In Twente wordt intussen groot belang gehecht aan de A1. Deze verkeersader heeft er voor gezorgd dat de mensen uit de Randstad, met welgevulde portefeuilles, binnen anderhalf uur kunnen genieten van de Twentse oase van rust. Golfbanen, anti-stressweekeinden en geen

vliegtuig-, verkeer-, of treinkabaal.

’We zijn sterk genoeg. We hebben een eigen uitstraling,’ vindt Strikker. ’Dat is onze kracht en daarop bouwen we verder.'

Twentepromotie
Als het aan directeur Leurink van Hotellerie De Holtweijde in Lattrop ligt, komt er een krachtige Twen­tepromotie die wekelijks verschijnt als tv-spotje, of als advertentie in landelijke dagbladen. ’Jaarlijks hebben we als HOT ruim een ton te beste­den. Dat geld wordt veel te verspreid uitgegeven. De gemiddelde Nederlander heeft maandelijks een achterstand van bijna een halve meter aan folders waar hij niet aan toekomt. Waarom gebruiken wij dat middel dan nog? Zo'n gastenboekje van HOT dat nu wordt ontwikkeld, ... Dat mist toch iedere uitwerking.
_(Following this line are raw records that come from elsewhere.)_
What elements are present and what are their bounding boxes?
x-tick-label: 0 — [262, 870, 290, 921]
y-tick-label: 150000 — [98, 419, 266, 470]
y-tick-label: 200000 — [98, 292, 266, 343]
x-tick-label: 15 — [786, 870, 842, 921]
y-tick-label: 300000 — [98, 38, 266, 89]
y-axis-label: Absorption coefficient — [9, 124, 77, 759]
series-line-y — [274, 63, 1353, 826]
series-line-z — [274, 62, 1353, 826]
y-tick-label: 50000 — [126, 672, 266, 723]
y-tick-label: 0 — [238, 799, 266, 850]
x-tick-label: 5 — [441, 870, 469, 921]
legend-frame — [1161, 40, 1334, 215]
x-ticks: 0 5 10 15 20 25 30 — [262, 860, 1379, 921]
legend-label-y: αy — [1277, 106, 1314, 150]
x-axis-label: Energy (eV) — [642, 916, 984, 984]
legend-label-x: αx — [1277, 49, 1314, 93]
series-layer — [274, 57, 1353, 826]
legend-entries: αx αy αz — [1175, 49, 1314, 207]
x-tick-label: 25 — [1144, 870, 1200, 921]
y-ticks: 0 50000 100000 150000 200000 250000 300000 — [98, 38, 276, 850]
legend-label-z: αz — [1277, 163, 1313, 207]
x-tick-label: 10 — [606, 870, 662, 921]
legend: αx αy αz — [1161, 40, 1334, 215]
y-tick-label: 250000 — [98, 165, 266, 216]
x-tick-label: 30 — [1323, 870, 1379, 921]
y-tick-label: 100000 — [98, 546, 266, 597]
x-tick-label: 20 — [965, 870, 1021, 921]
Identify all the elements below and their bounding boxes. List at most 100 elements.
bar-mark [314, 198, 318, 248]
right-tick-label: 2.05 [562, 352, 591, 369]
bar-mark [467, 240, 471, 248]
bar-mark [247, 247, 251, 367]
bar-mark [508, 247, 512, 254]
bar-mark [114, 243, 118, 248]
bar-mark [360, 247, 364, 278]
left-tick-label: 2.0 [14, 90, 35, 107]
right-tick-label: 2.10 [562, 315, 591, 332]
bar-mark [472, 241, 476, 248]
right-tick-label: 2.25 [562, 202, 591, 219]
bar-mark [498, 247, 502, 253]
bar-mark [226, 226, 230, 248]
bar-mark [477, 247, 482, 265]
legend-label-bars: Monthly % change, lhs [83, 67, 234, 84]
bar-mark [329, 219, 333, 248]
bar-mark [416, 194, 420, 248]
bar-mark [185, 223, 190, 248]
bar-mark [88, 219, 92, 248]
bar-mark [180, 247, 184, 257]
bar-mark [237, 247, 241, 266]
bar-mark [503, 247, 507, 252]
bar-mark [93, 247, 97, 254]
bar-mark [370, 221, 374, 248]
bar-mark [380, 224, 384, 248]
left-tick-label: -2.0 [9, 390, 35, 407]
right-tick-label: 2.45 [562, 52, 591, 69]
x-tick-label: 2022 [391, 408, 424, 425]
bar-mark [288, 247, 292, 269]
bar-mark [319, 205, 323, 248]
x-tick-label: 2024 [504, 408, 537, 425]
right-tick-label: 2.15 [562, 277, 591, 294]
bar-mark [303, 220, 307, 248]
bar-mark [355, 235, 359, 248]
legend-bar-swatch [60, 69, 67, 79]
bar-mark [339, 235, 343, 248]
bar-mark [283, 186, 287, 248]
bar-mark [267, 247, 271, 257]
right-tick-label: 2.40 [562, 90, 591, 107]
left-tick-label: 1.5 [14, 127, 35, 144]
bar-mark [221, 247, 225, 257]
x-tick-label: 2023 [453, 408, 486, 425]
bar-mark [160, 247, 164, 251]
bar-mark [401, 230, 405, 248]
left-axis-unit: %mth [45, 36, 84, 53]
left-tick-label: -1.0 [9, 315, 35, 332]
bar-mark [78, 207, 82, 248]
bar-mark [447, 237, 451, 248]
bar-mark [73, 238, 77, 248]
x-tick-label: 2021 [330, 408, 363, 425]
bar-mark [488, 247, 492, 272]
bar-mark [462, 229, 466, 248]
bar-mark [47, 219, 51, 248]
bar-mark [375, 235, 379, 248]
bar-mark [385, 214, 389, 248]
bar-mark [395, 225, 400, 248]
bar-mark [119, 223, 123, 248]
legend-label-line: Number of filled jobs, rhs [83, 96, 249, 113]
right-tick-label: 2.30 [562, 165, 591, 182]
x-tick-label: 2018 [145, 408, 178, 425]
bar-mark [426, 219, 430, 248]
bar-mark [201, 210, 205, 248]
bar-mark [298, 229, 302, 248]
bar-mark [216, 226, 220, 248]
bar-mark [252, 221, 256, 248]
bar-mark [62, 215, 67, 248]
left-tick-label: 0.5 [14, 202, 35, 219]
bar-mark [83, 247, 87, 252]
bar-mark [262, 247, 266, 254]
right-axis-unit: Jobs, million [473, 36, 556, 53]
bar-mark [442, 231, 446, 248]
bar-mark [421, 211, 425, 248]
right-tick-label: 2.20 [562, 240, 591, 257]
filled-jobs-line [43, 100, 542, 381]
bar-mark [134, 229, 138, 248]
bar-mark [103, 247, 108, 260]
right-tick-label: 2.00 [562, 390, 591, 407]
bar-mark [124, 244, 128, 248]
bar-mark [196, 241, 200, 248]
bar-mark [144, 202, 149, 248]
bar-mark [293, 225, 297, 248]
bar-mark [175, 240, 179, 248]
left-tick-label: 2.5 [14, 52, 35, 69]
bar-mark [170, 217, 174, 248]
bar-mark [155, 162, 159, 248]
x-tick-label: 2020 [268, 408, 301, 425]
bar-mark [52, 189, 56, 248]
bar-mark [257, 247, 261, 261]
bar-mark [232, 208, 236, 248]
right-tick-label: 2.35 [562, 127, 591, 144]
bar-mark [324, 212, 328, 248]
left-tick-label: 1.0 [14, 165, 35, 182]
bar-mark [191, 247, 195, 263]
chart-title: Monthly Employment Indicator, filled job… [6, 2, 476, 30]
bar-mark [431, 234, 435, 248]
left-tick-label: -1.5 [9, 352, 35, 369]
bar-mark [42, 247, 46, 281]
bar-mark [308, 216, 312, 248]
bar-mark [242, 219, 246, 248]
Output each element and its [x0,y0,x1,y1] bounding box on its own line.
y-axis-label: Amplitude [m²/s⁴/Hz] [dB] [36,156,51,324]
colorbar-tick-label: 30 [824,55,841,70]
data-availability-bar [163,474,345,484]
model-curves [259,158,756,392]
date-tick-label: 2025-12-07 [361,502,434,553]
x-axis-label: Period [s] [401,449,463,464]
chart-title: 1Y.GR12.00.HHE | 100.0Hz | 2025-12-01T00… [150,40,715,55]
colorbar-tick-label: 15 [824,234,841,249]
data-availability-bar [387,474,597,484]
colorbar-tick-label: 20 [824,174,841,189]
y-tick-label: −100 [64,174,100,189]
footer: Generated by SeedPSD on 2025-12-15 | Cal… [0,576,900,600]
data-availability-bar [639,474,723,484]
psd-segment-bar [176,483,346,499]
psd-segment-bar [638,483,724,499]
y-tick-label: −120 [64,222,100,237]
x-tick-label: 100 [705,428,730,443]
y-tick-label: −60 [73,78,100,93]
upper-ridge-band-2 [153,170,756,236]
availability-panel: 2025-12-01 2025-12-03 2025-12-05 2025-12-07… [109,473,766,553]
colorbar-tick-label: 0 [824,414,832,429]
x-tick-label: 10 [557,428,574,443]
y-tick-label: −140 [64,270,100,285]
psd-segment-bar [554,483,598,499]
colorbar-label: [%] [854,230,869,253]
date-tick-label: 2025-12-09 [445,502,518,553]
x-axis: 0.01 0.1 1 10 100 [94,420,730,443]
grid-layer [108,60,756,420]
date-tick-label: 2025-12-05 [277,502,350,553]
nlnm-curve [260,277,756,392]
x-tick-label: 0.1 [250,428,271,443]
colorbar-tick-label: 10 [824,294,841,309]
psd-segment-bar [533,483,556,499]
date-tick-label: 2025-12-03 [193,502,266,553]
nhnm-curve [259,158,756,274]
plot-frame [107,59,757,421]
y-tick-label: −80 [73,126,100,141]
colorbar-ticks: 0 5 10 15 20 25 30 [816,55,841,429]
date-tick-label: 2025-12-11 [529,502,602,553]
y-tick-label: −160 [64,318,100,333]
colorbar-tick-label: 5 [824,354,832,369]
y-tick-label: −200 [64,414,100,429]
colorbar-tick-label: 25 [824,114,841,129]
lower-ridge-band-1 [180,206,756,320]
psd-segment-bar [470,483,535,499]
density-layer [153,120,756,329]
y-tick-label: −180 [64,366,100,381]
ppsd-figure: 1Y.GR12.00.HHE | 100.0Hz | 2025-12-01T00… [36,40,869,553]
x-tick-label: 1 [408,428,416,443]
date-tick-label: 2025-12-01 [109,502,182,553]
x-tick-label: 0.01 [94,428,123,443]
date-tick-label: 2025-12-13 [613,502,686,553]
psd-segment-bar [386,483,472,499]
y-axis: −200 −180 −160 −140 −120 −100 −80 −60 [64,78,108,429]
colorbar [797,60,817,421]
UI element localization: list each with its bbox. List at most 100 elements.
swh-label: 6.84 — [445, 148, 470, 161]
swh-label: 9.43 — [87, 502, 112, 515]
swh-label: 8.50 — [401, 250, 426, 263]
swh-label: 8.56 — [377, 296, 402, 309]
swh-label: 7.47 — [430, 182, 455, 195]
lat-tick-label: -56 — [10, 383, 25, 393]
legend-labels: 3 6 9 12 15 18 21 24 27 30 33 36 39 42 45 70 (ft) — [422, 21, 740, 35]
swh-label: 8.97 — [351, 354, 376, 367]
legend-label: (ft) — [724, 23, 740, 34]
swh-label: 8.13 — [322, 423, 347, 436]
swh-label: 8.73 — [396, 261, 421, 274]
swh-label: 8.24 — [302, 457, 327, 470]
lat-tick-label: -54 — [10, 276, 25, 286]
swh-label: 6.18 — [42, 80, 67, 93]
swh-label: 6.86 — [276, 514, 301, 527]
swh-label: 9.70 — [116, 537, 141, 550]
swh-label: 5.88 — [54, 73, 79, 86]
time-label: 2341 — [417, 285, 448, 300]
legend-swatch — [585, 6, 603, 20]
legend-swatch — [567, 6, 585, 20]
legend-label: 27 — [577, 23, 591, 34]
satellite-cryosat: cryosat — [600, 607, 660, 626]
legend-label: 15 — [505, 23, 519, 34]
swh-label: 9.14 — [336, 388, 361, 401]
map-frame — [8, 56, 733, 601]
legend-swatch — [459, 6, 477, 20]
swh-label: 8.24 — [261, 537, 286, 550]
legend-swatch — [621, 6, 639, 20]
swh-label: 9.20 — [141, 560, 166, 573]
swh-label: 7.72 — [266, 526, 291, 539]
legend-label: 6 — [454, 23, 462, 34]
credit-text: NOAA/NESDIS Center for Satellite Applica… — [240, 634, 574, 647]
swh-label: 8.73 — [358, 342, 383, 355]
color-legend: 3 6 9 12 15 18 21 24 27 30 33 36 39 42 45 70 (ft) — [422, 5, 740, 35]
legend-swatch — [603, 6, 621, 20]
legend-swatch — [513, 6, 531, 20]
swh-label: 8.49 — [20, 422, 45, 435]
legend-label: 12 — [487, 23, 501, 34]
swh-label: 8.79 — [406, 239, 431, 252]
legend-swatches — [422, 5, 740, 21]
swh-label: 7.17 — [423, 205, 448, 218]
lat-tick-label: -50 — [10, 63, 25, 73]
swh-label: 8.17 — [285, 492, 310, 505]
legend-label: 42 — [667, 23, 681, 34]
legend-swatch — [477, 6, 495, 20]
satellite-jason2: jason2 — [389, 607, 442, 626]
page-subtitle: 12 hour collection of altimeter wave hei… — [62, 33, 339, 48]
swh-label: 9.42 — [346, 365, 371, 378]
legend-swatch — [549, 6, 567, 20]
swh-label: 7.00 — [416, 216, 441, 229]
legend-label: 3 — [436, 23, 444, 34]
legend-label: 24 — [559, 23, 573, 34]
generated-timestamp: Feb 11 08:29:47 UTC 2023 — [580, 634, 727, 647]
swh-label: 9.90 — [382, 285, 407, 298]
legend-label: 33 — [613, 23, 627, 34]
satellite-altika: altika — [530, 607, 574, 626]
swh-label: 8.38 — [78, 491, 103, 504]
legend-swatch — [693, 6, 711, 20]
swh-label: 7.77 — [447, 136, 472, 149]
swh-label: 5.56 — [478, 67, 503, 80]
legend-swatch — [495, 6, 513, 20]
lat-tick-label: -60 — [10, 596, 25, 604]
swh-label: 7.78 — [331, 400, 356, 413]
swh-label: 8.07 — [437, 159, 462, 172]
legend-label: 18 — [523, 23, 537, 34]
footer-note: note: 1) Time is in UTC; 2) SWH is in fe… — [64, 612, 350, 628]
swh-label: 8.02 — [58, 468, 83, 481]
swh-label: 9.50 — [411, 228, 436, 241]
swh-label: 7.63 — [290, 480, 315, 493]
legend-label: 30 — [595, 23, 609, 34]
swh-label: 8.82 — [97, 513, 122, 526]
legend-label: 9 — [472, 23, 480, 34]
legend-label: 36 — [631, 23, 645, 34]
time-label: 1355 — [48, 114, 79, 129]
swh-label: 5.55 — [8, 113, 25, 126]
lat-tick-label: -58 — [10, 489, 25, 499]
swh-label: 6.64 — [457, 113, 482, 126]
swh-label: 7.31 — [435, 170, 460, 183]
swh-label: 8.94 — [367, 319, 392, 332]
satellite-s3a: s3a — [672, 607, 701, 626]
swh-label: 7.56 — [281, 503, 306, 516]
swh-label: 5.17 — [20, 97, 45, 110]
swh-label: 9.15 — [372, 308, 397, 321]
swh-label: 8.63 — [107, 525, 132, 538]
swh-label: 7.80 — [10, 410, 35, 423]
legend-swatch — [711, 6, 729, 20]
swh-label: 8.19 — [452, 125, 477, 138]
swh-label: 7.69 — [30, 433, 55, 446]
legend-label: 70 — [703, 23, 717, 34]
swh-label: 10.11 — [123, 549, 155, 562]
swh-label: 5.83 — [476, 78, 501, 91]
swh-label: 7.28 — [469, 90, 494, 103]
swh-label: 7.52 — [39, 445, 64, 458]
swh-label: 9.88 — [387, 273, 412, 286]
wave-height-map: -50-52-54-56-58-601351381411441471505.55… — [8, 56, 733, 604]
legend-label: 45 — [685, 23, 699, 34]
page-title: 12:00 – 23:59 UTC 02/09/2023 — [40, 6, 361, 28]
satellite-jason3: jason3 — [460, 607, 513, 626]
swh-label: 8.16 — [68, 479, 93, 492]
Er moet een sterk, eigentijds Twentelogo ontwikkeld worden waarvan de lezer of tv-kijker zegt: "Hè, daar heb je die Tukkers weer. Ik ga er toch eens een kijkje nemen." De huidige uitga­ven leveren veel te weinig rende­ment op.'
Een betere samen­werking komt nauwelijks van de grond door jaloezie en naijver, stelt Leurink. ’Mensen denken teveel aan hun eigen toko, terwijl zij toch vooral gemeenschap­pelijke belangen hebben. De hôteliers zouden meer vertrouwen in elkaar moeten hebben. We moeten gezamenlijk die streep over; de bescheidenheid afwerpen. Dan ligt er voor ons een mooie toekomst.’